Lo primero pasa inevitablemente por reparar en la relación personal con los extremos esenciales del thema decidendi, tanto subjetivos como objetivos. Así, en cuanto a aquellos los referentes a su grado de vinculación con las partes procesales (en sus manifestaciones de amistad, enemistad, relación laboral, etc.) o de desvinculación absoluta; y en cuanto a los objetivos la presencia de interés de cualquier índole (con independencia de su mayor o menor intensidad) o su ausencia, en el bien entendido que la evaluación del testigo en la perspectiva que se viene tratando debe asentarse en razones concretas y realmente existentes que permitan estimar adecuadamente su grado de fiabilidad.

Lo segundo, la declaración en sí misma, arranca forzosamente del examen del grado de verosimilitud de la versión, esto es apreciando que no se trate de versión inverosímil (por ser absoluta ilógica, alejada de la experiencia común o naturalmente inviable). Además, que lo sea intrínsecamente coherente (consistente en lo aseverado) y extrínsecamente coherente (persistente a lo largo de la causa), siendo de relevancia notable elementos de corroboración ajenos a la declaración (bien subjetivos -coincidencia con el decir de otros deponentes- bien objetivos).

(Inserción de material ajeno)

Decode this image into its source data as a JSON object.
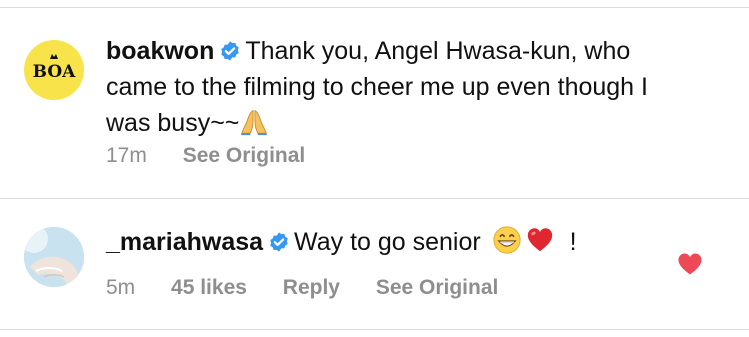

Partiendo de lo no controvertido, toda vez que ambos encausados lo admiten, de haberse encontrado en el lugar de los hechos, frente a la versión exculpatoria de aquellos (minutos 2'35" y ss. y 10'30" y ss., respectivamente, del video 1 de la videograbación) quienes no niegan contacto físico entre ellos, pero sí refutan cualquier suerte de depredación, es la manifestación del denunciante quien asevera rotundamente ésta (minutos 14'50" y ss. del mismo video). Todo ello anterior obliga, de nuevo, aunque sin el esencial componente de la inmediación, pero sí con la ya apuntada preciada ayuda de la videograbación del juicio, a la recapitulación sobre la declaración de aquel. Tras referir el encuentro no negado y hasta una inicial situación tensa, señala que se alejó para sentarse en un banco próximo, lugar al que acuden aquellos dos, uno sacó "algo grande" y le atizó en la cabeza, al tiempo que el otro ("el más pequeñito") le intentaba quitar cosas ("intentaba defenderme" agarrándolas cosas) desconociendo si se llevaron más cosas que sus gafas (lo que asevera con rotundidad -minuto 21'42" del mismo video 1-).

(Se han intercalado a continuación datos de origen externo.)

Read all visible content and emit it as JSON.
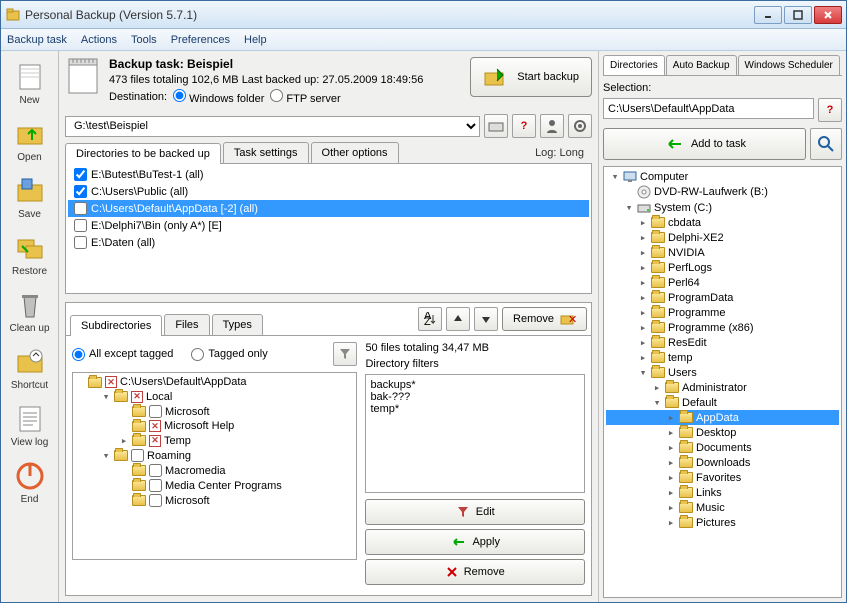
{
  "window": {
    "title": "Personal Backup (Version 5.7.1)"
  },
  "menu": {
    "backup_task": "Backup task",
    "actions": "Actions",
    "tools": "Tools",
    "preferences": "Preferences",
    "help": "Help"
  },
  "toolbar": {
    "new": "New",
    "open": "Open",
    "save": "Save",
    "restore": "Restore",
    "cleanup": "Clean up",
    "shortcut": "Shortcut",
    "viewlog": "View log",
    "end": "End"
  },
  "task": {
    "title": "Backup task: Beispiel",
    "summary": "473 files totaling 102,6 MB   Last backed up:  27.05.2009 18:49:56",
    "dest_label": "Destination:",
    "dest_win": "Windows folder",
    "dest_ftp": "FTP server",
    "start": "Start backup",
    "path": "G:\\test\\Beispiel"
  },
  "tabs": {
    "dirs": "Directories to be backed up",
    "task": "Task settings",
    "other": "Other options",
    "log": "Log: Long"
  },
  "dirs": [
    {
      "checked": true,
      "label": "E:\\Butest\\BuTest-1 (all)"
    },
    {
      "checked": true,
      "label": "C:\\Users\\Public (all)"
    },
    {
      "checked": false,
      "label": "C:\\Users\\Default\\AppData [-2] (all)",
      "sel": true
    },
    {
      "checked": false,
      "label": "E:\\Delphi7\\Bin (only A*) [E]"
    },
    {
      "checked": false,
      "label": "E:\\Daten (all)"
    }
  ],
  "subtabs": {
    "sub": "Subdirectories",
    "files": "Files",
    "types": "Types",
    "remove": "Remove"
  },
  "filter": {
    "all": "All except tagged",
    "tagged": "Tagged only"
  },
  "tree": {
    "root": "C:\\Users\\Default\\AppData",
    "nodes": [
      {
        "indent": 1,
        "tw": "▾",
        "x": true,
        "label": "Local"
      },
      {
        "indent": 2,
        "tw": "",
        "x": false,
        "label": "Microsoft"
      },
      {
        "indent": 2,
        "tw": "",
        "x": true,
        "label": "Microsoft Help"
      },
      {
        "indent": 2,
        "tw": "▸",
        "x": true,
        "label": "Temp"
      },
      {
        "indent": 1,
        "tw": "▾",
        "x": false,
        "label": "Roaming"
      },
      {
        "indent": 2,
        "tw": "",
        "x": false,
        "label": "Macromedia"
      },
      {
        "indent": 2,
        "tw": "",
        "x": false,
        "label": "Media Center Programs"
      },
      {
        "indent": 2,
        "tw": "",
        "x": false,
        "label": "Microsoft"
      }
    ]
  },
  "right_info": {
    "summary": "50 files totaling 34,47 MB",
    "filters_label": "Directory filters",
    "filters": [
      "backups*",
      "bak-???",
      "temp*"
    ],
    "edit": "Edit",
    "apply": "Apply",
    "remove": "Remove"
  },
  "rpanel": {
    "tabs": {
      "dirs": "Directories",
      "auto": "Auto Backup",
      "sched": "Windows Scheduler"
    },
    "sel_label": "Selection:",
    "sel_value": "C:\\Users\\Default\\AppData",
    "add": "Add to task",
    "tree": [
      {
        "indent": 0,
        "tw": "▾",
        "icon": "computer",
        "label": "Computer"
      },
      {
        "indent": 1,
        "tw": "",
        "icon": "disc",
        "label": "DVD-RW-Laufwerk (B:)"
      },
      {
        "indent": 1,
        "tw": "▾",
        "icon": "drive",
        "label": "System (C:)"
      },
      {
        "indent": 2,
        "tw": "▸",
        "icon": "folder",
        "label": "cbdata"
      },
      {
        "indent": 2,
        "tw": "▸",
        "icon": "folder",
        "label": "Delphi-XE2"
      },
      {
        "indent": 2,
        "tw": "▸",
        "icon": "folder",
        "label": "NVIDIA"
      },
      {
        "indent": 2,
        "tw": "▸",
        "icon": "folder",
        "label": "PerfLogs"
      },
      {
        "indent": 2,
        "tw": "▸",
        "icon": "folder",
        "label": "Perl64"
      },
      {
        "indent": 2,
        "tw": "▸",
        "icon": "folder",
        "label": "ProgramData"
      },
      {
        "indent": 2,
        "tw": "▸",
        "icon": "folder",
        "label": "Programme"
      },
      {
        "indent": 2,
        "tw": "▸",
        "icon": "folder",
        "label": "Programme (x86)"
      },
      {
        "indent": 2,
        "tw": "▸",
        "icon": "folder",
        "label": "ResEdit"
      },
      {
        "indent": 2,
        "tw": "▸",
        "icon": "folder",
        "label": "temp"
      },
      {
        "indent": 2,
        "tw": "▾",
        "icon": "folder",
        "label": "Users"
      },
      {
        "indent": 3,
        "tw": "▸",
        "icon": "folder",
        "label": "Administrator"
      },
      {
        "indent": 3,
        "tw": "▾",
        "icon": "folder",
        "label": "Default"
      },
      {
        "indent": 4,
        "tw": "▸",
        "icon": "folder",
        "label": "AppData",
        "sel": true
      },
      {
        "indent": 4,
        "tw": "▸",
        "icon": "folder",
        "label": "Desktop"
      },
      {
        "indent": 4,
        "tw": "▸",
        "icon": "folder",
        "label": "Documents"
      },
      {
        "indent": 4,
        "tw": "▸",
        "icon": "folder",
        "label": "Downloads"
      },
      {
        "indent": 4,
        "tw": "▸",
        "icon": "folder",
        "label": "Favorites"
      },
      {
        "indent": 4,
        "tw": "▸",
        "icon": "folder",
        "label": "Links"
      },
      {
        "indent": 4,
        "tw": "▸",
        "icon": "folder",
        "label": "Music"
      },
      {
        "indent": 4,
        "tw": "▸",
        "icon": "folder",
        "label": "Pictures"
      }
    ]
  }
}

Como queda anticipado ut supra no solamente es esa declaración el único soporte de incriminación, sino que existen elementos de corroboración de índole objetiva, en concreto el parte asistencial médico inmediato (folio 24) en el que es de observar que, en la anamnesis, se consigna la versión de la depredación sufrida, siendo que además se procede a la incautación tres días después por una dotación policial, avisada al efecto por la víctima, la defensa metálica señalada como instrumento de la agresión.

Precisamente es lo que las partes apelantes entienden como inusual demora en la denuncia uno de los argumentos principales del motivo de apelación enunciado, que sostienen de consuno.

El testimonio de los agentes policiales (MM.EE. nº NUM000 y NUM001, quienes patrullaban el posterior día 15 -minutos 36'50" y ss. y 46'15" y ss., respectivamente) es indudablemente referencial en lo tocante a la depredación violenta (ataque mediante una "extensible" y sustracción de las gafas) pero directa en cuanto a la detención de los encausados (a indicación del denunciante), el lugar en que se produce y la ocupación del artefacto en cuestión ("defensa extensible metálica" conforme reiteran) en poder "del hombre más alto". Señalan igualmente, a preguntas de las defensas (minutos 39'40" y ss.), que la apertura de diligencias policiales se inició por su dotación debido a que fue por su actuación, precisando que dicha apertura no necesariamente debe ser coincidente con la manifestación de una persona que dice ser agredida puesto que "puede ser remitida al médico y que posteriormente se abran", procediendo a la exhibición del acta elaborada obrante a folio 21 (minuto 42'05") en la que, pese a indicarse por dicha parte procesal que no hay mención a ninguna sustracción, sí figura literalmente "registrándole sus cosas", lo que se concilia con la versión de la víctima. Vuelve sobre ello el segundo de los mencionados funcionarios (minuto 51'40"), al indicar que la ausencia de diligencias policiales anteriores puede obedecer a que en el día anterior no fueren hallados por la dotación correspondiente los autores en el lugar.

Efectuada, en fin, la triple comprobación exigida por la jurisprudencia consistente en si hay prueba de cargo practicada en la instancia (prueba existente), si ha sido obtenida y aportada al proceso con las garantías constitucionales y legales exigidas por la Constitución (prueba lícita) y si ha de considerase razonablemente bastante para justificar la condena (prueba suficiente), debe concluirse en que existe prueba apta para volatilizar la presunción de inocencia.

TERCERO.- También es motivo de apelación en el recurso formulado por la representación procesal de Cesareo lo que entiende como quebranto del derecho de defensa al haberse denegado que los acusados declarasen en último lugar, esto es, no haberse accedido a la inversión del orden de los medios de prueba.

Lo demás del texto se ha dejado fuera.